With the quantity and quality adversely affected in central, northern and eastern France by excessive rain and an absence of sun, there is great uncertainty about the grain crop outlook in France, USDA Foreign Agricultural Service (FAS) reported recently. These adverse weather conditions have been blamed for reports of lodging, mycotoxin development, small grains and poor quality, and the harvest is also running around two weeks later than normal. Wheat, barley and corn have all been impacted.

There is more optimism from the country’s other crop-grain regions in the southwest and on the Atlantic and Channel coasts, but the overall prospects for the French crops will not be known until the delayed harvest is completed, according to FAS.

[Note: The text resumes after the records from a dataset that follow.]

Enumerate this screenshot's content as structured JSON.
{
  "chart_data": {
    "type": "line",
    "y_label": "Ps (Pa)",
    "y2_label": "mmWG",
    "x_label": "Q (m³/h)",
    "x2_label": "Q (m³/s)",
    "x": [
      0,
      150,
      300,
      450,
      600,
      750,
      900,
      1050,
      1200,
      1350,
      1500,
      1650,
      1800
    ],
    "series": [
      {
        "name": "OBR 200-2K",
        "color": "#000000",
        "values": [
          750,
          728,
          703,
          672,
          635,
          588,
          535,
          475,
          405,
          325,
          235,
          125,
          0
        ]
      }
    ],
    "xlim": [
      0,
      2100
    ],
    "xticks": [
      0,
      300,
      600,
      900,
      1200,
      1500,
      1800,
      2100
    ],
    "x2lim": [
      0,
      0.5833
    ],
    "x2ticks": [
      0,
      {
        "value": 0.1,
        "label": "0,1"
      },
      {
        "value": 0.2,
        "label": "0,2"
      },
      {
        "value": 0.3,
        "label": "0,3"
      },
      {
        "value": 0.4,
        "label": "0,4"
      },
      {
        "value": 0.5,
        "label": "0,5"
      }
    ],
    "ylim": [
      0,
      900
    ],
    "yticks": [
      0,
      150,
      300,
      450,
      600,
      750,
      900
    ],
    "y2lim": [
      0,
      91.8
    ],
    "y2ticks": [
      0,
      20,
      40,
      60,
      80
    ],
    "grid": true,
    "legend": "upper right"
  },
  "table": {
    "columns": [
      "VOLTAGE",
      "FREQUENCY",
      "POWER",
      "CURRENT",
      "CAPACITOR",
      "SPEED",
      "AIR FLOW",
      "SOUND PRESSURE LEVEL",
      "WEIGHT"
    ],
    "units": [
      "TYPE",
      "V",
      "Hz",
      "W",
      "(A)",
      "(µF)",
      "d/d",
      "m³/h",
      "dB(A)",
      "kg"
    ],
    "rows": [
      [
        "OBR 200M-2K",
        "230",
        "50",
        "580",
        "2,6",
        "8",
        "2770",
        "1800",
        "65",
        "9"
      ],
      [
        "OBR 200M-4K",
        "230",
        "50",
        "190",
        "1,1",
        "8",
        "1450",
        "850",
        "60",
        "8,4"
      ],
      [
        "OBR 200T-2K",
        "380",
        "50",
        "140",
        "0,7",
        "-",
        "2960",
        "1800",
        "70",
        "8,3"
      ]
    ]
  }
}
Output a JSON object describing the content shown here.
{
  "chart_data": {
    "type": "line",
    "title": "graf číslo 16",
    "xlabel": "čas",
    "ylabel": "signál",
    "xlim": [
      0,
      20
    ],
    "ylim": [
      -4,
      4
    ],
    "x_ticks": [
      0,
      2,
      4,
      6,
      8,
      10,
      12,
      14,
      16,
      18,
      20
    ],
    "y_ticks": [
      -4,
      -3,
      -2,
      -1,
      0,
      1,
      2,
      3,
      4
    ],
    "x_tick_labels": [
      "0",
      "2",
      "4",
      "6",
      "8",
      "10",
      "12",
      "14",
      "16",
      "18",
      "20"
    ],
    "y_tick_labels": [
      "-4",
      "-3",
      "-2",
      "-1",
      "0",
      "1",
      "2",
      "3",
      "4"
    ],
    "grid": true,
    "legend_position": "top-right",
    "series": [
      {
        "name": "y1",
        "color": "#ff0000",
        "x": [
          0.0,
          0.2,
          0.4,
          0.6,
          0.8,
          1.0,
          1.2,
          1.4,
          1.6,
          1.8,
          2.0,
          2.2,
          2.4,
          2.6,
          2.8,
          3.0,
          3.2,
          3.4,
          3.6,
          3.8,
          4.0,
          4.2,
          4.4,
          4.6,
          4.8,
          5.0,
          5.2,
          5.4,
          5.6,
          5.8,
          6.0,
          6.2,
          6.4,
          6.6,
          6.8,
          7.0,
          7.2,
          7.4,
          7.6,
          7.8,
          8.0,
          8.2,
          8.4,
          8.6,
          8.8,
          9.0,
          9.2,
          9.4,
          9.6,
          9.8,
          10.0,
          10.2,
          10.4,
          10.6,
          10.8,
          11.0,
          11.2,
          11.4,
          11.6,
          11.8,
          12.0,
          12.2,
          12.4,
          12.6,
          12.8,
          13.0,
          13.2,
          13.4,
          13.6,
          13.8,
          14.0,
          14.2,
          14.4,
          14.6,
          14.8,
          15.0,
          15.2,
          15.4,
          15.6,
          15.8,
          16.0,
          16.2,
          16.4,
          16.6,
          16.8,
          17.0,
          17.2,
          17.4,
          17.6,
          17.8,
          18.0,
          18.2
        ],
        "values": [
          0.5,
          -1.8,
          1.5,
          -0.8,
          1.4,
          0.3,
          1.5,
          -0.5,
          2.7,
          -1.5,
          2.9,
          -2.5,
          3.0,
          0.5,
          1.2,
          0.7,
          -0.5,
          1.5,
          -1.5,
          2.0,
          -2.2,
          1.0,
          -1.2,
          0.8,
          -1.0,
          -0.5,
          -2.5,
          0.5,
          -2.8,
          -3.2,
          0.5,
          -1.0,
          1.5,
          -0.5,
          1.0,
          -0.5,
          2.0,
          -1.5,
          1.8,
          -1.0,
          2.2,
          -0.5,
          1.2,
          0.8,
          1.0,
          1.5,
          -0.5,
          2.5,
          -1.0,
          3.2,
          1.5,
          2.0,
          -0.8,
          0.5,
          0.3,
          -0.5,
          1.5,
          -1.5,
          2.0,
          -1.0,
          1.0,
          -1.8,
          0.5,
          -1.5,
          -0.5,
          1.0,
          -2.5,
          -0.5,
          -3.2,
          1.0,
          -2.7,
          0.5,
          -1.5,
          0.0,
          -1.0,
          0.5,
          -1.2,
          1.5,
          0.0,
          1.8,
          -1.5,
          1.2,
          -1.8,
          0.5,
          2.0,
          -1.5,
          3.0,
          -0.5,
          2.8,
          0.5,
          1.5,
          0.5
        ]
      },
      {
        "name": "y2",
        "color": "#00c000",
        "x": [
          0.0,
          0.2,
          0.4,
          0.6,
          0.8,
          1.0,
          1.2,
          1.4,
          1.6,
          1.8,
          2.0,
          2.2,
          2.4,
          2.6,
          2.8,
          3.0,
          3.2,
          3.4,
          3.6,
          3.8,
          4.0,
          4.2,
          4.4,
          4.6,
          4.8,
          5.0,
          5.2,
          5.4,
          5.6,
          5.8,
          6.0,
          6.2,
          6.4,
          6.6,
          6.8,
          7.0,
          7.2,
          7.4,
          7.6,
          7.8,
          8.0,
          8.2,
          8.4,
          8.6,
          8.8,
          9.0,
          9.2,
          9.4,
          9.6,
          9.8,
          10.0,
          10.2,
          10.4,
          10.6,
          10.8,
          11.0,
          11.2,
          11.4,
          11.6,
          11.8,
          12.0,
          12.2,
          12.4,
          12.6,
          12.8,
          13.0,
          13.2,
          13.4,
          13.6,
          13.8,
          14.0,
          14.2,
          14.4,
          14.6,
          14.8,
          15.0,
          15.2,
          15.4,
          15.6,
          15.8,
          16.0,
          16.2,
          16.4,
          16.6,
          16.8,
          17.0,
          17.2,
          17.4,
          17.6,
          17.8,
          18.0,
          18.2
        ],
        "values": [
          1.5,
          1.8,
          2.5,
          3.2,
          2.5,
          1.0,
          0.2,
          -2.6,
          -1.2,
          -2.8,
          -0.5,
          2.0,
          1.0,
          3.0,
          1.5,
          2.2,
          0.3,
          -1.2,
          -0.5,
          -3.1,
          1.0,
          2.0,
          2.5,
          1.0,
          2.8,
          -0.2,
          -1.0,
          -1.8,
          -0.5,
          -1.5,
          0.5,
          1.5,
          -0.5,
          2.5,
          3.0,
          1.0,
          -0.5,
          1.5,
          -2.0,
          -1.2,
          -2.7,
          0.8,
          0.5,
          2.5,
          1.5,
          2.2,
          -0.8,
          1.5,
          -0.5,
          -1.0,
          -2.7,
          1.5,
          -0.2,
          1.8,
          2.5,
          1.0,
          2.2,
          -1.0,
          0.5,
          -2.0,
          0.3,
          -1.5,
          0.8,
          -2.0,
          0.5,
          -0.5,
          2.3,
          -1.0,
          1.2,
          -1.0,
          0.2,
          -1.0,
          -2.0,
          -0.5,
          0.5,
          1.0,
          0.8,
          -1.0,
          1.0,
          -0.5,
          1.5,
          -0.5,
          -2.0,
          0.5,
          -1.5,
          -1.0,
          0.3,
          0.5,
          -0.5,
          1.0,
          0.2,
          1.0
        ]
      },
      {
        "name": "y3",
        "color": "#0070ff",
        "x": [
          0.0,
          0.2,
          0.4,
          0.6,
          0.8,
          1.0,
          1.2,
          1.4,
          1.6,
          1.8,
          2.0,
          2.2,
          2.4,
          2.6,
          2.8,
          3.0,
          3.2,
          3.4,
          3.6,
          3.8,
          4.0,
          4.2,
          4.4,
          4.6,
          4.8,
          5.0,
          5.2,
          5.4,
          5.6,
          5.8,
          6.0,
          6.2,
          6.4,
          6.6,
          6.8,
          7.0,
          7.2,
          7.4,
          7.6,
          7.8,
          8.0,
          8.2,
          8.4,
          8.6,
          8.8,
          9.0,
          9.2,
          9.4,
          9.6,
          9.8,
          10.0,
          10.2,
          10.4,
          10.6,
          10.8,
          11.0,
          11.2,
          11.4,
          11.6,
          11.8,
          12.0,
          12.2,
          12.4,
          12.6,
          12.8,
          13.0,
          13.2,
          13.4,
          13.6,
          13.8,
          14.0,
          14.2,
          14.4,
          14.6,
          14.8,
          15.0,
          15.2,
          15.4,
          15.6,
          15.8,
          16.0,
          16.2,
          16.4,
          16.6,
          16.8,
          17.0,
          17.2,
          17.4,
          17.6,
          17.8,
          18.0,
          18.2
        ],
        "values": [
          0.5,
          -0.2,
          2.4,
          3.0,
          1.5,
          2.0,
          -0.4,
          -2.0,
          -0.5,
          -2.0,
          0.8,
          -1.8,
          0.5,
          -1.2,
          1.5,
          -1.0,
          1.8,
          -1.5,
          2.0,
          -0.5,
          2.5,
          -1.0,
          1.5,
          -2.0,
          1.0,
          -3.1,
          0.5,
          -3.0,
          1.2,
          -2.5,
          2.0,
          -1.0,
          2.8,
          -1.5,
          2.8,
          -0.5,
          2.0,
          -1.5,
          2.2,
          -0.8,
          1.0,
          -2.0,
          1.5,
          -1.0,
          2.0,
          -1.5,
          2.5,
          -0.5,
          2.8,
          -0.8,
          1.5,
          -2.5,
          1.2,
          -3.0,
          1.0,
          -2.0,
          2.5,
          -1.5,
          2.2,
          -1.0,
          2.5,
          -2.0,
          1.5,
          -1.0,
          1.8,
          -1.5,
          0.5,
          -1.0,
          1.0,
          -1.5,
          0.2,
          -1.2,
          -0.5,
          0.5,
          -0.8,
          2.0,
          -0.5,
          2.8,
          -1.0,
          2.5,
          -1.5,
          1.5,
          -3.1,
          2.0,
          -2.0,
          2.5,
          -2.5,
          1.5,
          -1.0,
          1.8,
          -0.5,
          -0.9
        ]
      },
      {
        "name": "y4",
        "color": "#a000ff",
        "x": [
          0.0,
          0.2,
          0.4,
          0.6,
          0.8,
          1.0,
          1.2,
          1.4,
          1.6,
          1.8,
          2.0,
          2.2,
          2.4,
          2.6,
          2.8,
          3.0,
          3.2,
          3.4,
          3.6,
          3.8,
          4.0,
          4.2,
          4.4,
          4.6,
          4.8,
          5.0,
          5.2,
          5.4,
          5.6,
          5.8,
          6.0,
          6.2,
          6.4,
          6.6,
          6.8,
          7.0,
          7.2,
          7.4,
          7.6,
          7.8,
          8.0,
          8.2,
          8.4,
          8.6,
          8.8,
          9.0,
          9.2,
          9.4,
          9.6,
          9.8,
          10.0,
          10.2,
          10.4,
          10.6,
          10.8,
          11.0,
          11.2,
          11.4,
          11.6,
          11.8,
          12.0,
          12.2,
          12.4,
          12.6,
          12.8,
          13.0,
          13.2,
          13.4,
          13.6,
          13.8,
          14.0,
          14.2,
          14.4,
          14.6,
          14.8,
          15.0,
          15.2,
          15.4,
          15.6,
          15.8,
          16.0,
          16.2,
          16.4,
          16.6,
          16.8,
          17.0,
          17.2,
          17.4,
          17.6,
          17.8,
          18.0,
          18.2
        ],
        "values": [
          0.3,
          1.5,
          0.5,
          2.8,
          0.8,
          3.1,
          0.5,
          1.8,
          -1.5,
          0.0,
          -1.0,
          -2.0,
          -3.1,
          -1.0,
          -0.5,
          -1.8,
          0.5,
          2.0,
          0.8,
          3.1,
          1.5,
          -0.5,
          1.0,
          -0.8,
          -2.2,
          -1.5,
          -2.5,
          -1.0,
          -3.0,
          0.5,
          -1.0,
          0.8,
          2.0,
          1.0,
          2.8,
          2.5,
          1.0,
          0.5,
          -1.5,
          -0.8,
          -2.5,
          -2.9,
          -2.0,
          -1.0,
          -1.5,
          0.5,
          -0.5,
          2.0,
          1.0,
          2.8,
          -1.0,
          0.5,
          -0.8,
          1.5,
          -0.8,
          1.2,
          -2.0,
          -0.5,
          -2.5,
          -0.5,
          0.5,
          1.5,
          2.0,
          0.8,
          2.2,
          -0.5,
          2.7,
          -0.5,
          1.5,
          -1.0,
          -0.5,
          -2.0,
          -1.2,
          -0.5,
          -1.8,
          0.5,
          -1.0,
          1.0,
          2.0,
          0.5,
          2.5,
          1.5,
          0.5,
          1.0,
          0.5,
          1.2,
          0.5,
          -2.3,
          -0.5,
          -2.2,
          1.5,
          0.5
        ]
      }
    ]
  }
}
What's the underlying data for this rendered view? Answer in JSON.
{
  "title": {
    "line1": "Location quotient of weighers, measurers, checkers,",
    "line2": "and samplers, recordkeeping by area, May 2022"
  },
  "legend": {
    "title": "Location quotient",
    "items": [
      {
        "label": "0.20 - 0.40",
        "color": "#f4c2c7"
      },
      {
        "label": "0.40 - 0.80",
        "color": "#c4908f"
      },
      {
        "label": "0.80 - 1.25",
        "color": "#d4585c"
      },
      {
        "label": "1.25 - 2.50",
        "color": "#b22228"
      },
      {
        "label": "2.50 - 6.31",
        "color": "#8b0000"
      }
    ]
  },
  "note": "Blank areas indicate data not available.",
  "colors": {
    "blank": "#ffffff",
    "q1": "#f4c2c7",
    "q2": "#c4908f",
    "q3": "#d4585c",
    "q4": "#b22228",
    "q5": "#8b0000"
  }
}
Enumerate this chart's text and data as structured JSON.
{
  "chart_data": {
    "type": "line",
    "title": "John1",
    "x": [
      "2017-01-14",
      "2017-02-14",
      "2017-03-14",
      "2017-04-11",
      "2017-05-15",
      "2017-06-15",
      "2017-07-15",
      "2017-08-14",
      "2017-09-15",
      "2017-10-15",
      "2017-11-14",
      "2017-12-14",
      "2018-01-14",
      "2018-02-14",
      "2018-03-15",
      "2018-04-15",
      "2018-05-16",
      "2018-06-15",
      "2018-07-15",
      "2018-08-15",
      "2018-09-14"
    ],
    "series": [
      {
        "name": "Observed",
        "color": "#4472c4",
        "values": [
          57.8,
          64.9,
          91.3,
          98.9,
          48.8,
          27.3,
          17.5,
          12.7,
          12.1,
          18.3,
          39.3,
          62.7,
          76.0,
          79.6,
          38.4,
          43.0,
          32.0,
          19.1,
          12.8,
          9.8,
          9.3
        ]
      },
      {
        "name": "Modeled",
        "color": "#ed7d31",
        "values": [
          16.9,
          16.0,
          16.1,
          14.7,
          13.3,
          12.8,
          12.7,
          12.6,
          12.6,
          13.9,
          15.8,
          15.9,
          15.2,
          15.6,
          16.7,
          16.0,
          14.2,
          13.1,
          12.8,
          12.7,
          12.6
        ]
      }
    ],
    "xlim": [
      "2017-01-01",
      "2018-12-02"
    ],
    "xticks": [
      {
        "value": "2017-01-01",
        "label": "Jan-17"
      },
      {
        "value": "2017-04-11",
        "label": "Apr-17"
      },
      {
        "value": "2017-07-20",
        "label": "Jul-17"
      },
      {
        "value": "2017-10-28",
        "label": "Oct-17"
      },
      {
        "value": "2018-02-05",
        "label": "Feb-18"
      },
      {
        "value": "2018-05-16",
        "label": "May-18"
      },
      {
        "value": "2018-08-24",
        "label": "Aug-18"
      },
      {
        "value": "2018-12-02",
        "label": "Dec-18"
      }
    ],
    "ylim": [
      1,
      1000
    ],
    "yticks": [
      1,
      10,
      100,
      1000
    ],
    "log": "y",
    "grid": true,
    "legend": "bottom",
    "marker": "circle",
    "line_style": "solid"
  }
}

Responding to the challenging situation for the sector caused by the prospects of a small harvest combined with low prices, France’s agriculture minister, Stéphane Le Foll, announced last week the maintenance of a 10 percent levy on the level of aid under the first pillar of the Common Agricultural Policy (CAP) in 2017 to allow payments to the redistributed to hard-pressed cereal and mixed farmers.

There is also to be an increase in aid for the first 52 hectares (128 acres) of each farm from 5 percent to 10 percent this year. The minister added that the situation will be reviewed in October, when the actual payment of CAP aid will have been accurately assessed.

Representatives of the French cooperative sector, Coop de France, met with the Minister this week to discuss the situation.

According to the organization’s president, Michel Prugue and vice president, Christian Pees, immediate priority should be given to support to allow farmers to prepare for the next crops. For this to happen, they requested consideration of short-term loans at zero or reduced interest, and the postponement of annual amortization payments.

They also called for longer-term support in the recovery from the crisis, and for reform of the CAP and of the current tool available in France for crisis management to offer a better response to extreme events in future.